The net profit of CNOOC Limited grew 7% QoQ in 3Q23, largely in line with our forecast. The growth was mainly driven by the 14% QoQ rise in realised oil price and continued good cost control. The company is confident of meeting the high-end of its full-year output guidance in view of the strong performance in 9M23. It also raises its full-year capex budget by about 20%. Although we trim our 2023-25 earnings forecasts by 1-2%, we reiterate our BUY call with target price lowered to HK$16.57 in view of its low valuations and attractive dividend yield.
Key Factors for Rating
The company’s net profit grew 7% QoQ but dropped 8% YoY to RMB33.9bn in 3Q23, 4% below our guidance. The discrepancy mainly came from lower-than- expected realised gas price and higher-than-expected cost.
Its total oil and gas output grew 7% YoY to 167.8m BOE in 3Q23. The total output in 9M23 grew 8% YoY to 499.7m BOE. As the total output in 9M23 already reached 75.7-76.9% of its full-year guidance, the company is confident that it can reach the high-end of its full-year guidance in terms of output.

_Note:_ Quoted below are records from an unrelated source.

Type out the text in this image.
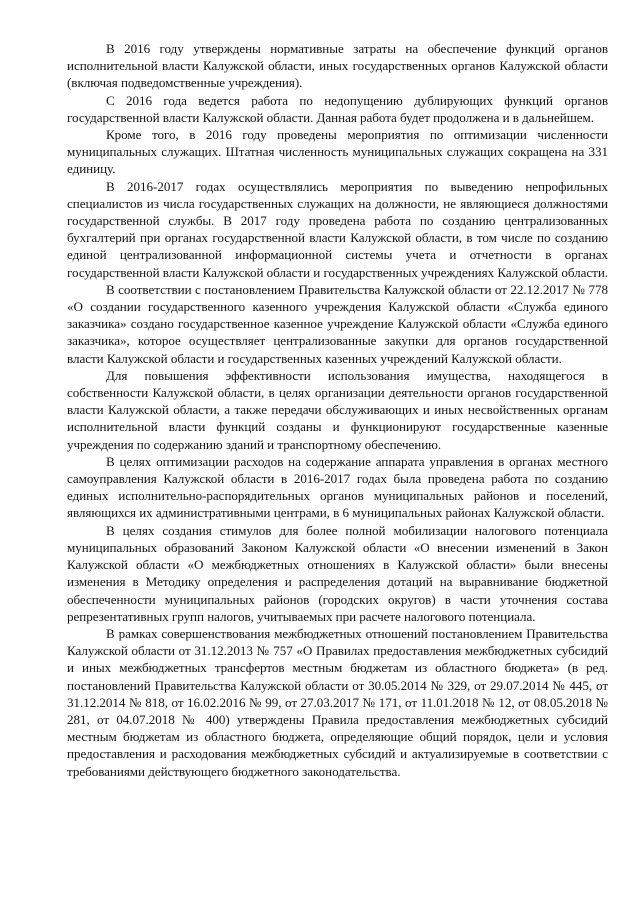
В 2016 году утверждены нормативные затраты на обеспечение функций органов исполнительной власти Калужской области, иных государственных органов Калужской области (включая подведомственные учреждения).

С 2016 года ведется работа по недопущению дублирующих функций органов государственной власти Калужской области. Данная работа будет продолжена и в дальнейшем.

Кроме того, в 2016 году проведены мероприятия по оптимизации численности муниципальных служащих. Штатная численность муниципальных служащих сокращена на 331 единицу.

В 2016-2017 годах осуществлялись мероприятия по выведению непрофильных специалистов из числа государственных служащих на должности, не являющиеся должностями государственной службы. В 2017 году проведена работа по созданию централизованных бухгалтерий при органах государственной власти Калужской области, в том числе по созданию единой централизованной информационной системы учета и отчетности в органах государственной власти Калужской области и государственных учреждениях Калужской области.

В соответствии с постановлением Правительства Калужской области от 22.12.2017 № 778 «О создании государственного казенного учреждения Калужской области «Служба единого заказчика» создано государственное казенное учреждение Калужской области «Служба единого заказчика», которое осуществляет централизованные закупки для органов государственной власти Калужской области и государственных казенных учреждений Калужской области.

Для повышения эффективности использования имущества, находящегося в собственности Калужской области, в целях организации деятельности органов государственной власти Калужской области, а также передачи обслуживающих и иных несвойственных органам исполнительной власти функций созданы и функционируют государственные казенные учреждения по содержанию зданий и транспортному обеспечению.

В целях оптимизации расходов на содержание аппарата управления в органах местного самоуправления Калужской области в 2016-2017 годах была проведена работа по созданию единых исполнительно-распорядительных органов муниципальных районов и поселений, являющихся их административными центрами, в 6 муниципальных районах Калужской области.

В целях создания стимулов для более полной мобилизации налогового потенциала муниципальных образований Законом Калужской области «О внесении изменений в Закон Калужской области «О межбюджетных отношениях в Калужской области» были внесены изменения в Методику определения и распределения дотаций на выравнивание бюджетной обеспеченности муниципальных районов (городских округов) в части уточнения состава репрезентативных групп налогов, учитываемых при расчете налогового потенциала.

В рамках совершенствования межбюджетных отношений постановлением Правительства Калужской области от 31.12.2013 № 757 «О Правилах предоставления межбюджетных субсидий и иных межбюджетных трансфертов местным бюджетам из областного бюджета» (в ред. постановлений Правительства Калужской области от 30.05.2014 № 329, от 29.07.2014 № 445, от 31.12.2014 № 818, от 16.02.2016 № 99, от 27.03.2017 № 171, от 11.01.2018 № 12, от 08.05.2018 № 281, от 04.07.2018 № 400) утверждены Правила предоставления межбюджетных субсидий местным бюджетам из областного бюджета, определяющие общий порядок, цели и условия предоставления и расходования межбюджетных субсидий и актуализируемые в соответствии с требованиями действующего бюджетного законодательства.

The company continued to show good cost control, with unit opex and all-in cost down 7% YoY and 6% YoY respectively in 9M23. While the unit opex and all-in cost increased 4% QoQ and 2% QoQ respectively in 3Q23, the latter was mainly due to the increase in other taxes arising from higher oil price.
The company capex surged 30% YoY to RMB89.5bn in 9M23. As it accelerates the construction of its new capacity and speeds up the approval process of new projects, it increases its full-year capex budget by about 20%, from RMB100- 110bn to RMB120-130bn.
We trim our 2023-25 earnings forecasts after adjusting our model, mainly lowering realised oil price and increasing our output (for 2023 only) and all-in cost assumptions. Despite this, the company’s shares still look attractive at 4.3x 2023E P/E and offering 9.3-9.6% dividend yield for 2023-2025E.
Key Risks for Rating
Sharp fall in oil price.
Higher-than-expected cost.
Valuation
We trim our SOTP NAV from HK$19.32 to HK$19.01 following the small cuts in our earnings forecasts. Hence, we lower our target price from HK$16.88 to HK$16.57 as we still set our target price at the mean discount (widened from 12.6% to 12.8%) to our NAV since early 2016. This puts us at 5.3x 2023E P/E.